Elon Musk, who frequently posts jokes and provocations on Twitter, which he bought for $44 billion last year, responded this week to tweets about a potential competing service by Meta, run by Mark Zuckerberg, by saying, “I’m up for a cage match if he is.”
On Instagram, the social network owned by Meta, Mr. Zuckerberg responded with a screenshot of Mr. Musk’s tweet and the caption, “Send Me Location.” (Source: NY Times)
Gauntlet thrown. Let the games begin!
Hoo boy! (Hoo bro?) Hard to figure out who to root for if this one comes off, but I'm going to have to go with Zuckerberg.
No surprise that Musk is being his usual puerile idiotic self:
A Meta spokeswoman said Mr. Zuckerberg’s response “speaks for itself.” Twitter’s media office auto-responded to a request for comment with a poop emoji.
A variant of Godwin's law holds that the first person in a social media debate who makes a comparison to Hitler/Nazism loses the debate.
I'm proposing Rogers' law: The first person to use the poop emoji needs to sit down, STFU, and stop tweeting/insta-ing/whatever-ing.
So my money's on Zuckerberg.
Oh, the poop emoji's just part of it.
There's the fact that Zuck has taken up jujitsu, and is even competing. Musk, on the other hand, claims that he "almost never works out." (Musk is, however, bigger than Zuck, and claims to have been a street fighter when growing up.)
I'm hoping that, cometh the cage match, Zuck's training beats Musk's ability to throw his weight around.
But, oh these tech bros.
More than in other sectors, tech leaders have been known to embrace conflict in public forums, said Katy Cook, author of “The Psychology of Silicon Valley,” who described the industry as a “male-dominated, emotionally primitive” environment where leaders are rewarded for displays of hypermasculinity.
“When you get a taste of power via some of those ways of behaving, it tastes good for a lot of people,” Ms. Cook said.
My career was spent in a "male-dominated" and often "emotionally primitive" environment.
In one famous incident, a colleague who was unhappy that our company had made an offer to someone he didn't want hired put his fist through the wall. We had to find a picture to cover the hole until we finally got around to fixing it.
The wall-puncher - with whom I always got along and pretty much liked, other than for this incident (I was pissed and called him a shanty Irishman, which would never hold in today's work world) - went on to a highly successful career in tech.
The guy he didn't want to hire ended up doing very well at our company, and became one of my closest work friends. For many years, my work husband. (We were out of touch for a couple of years, but recently had a catch-up conversation and will be seeing each other soon.)
Back to Musk v. Zuckerberg.
There's now a proposed location: Las Vegas. (Where else?)
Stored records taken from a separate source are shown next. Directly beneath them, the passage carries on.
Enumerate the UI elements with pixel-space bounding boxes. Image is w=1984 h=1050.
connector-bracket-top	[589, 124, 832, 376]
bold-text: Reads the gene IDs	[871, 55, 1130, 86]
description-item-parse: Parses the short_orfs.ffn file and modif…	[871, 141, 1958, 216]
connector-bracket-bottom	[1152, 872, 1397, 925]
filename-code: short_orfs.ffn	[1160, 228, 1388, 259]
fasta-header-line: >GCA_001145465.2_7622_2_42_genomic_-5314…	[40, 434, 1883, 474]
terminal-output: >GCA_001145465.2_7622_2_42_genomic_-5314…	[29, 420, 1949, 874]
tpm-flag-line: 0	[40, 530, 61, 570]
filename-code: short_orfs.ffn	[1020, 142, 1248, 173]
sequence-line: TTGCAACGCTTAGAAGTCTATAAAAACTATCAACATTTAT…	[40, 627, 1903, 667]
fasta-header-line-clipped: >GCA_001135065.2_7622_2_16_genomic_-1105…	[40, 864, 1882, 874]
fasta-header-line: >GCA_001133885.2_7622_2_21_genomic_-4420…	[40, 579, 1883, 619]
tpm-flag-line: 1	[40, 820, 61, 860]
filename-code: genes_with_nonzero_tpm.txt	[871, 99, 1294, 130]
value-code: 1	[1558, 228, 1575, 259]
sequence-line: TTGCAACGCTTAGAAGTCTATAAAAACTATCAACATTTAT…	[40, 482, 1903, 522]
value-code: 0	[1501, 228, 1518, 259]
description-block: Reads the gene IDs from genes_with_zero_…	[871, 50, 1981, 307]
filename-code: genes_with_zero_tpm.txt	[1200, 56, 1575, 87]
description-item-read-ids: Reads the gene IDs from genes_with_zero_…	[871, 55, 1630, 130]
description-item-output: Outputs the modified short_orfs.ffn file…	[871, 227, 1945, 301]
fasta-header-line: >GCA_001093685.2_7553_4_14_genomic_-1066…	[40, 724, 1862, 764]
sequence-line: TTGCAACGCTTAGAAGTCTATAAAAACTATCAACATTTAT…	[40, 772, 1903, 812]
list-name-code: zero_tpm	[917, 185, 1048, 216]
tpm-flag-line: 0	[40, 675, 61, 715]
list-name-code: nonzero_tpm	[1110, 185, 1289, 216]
And, although Zuck is an "aspirational MMA fighter," who's developing some physical chops to go along with that big brain, Musk has tweeted:
“I have this great move that I call ‘The Walrus,’ where I just lie on top of my opponent and do nothing.” (Source: The Verge)
I find Zuckerberg creepy and weird, and I'm no fan of Facebook. But Musk is creepier and weirder. And a ton more dangerous. I'm on Twitter, but Musk has been turning it into a crazed rightwing and conspiracy theory playground. (Among other things, he's going all gaga over RFK Jr.)
Never thought I'd say it, but "GO ZUCK!"
Regarding the punched wall: I removed a framed picture from further down the hall, taking the nail on which it had hung with me, and used a high heel to pound in the nail in the hole covering position of the picture. I don't recall the hole ever having been patched.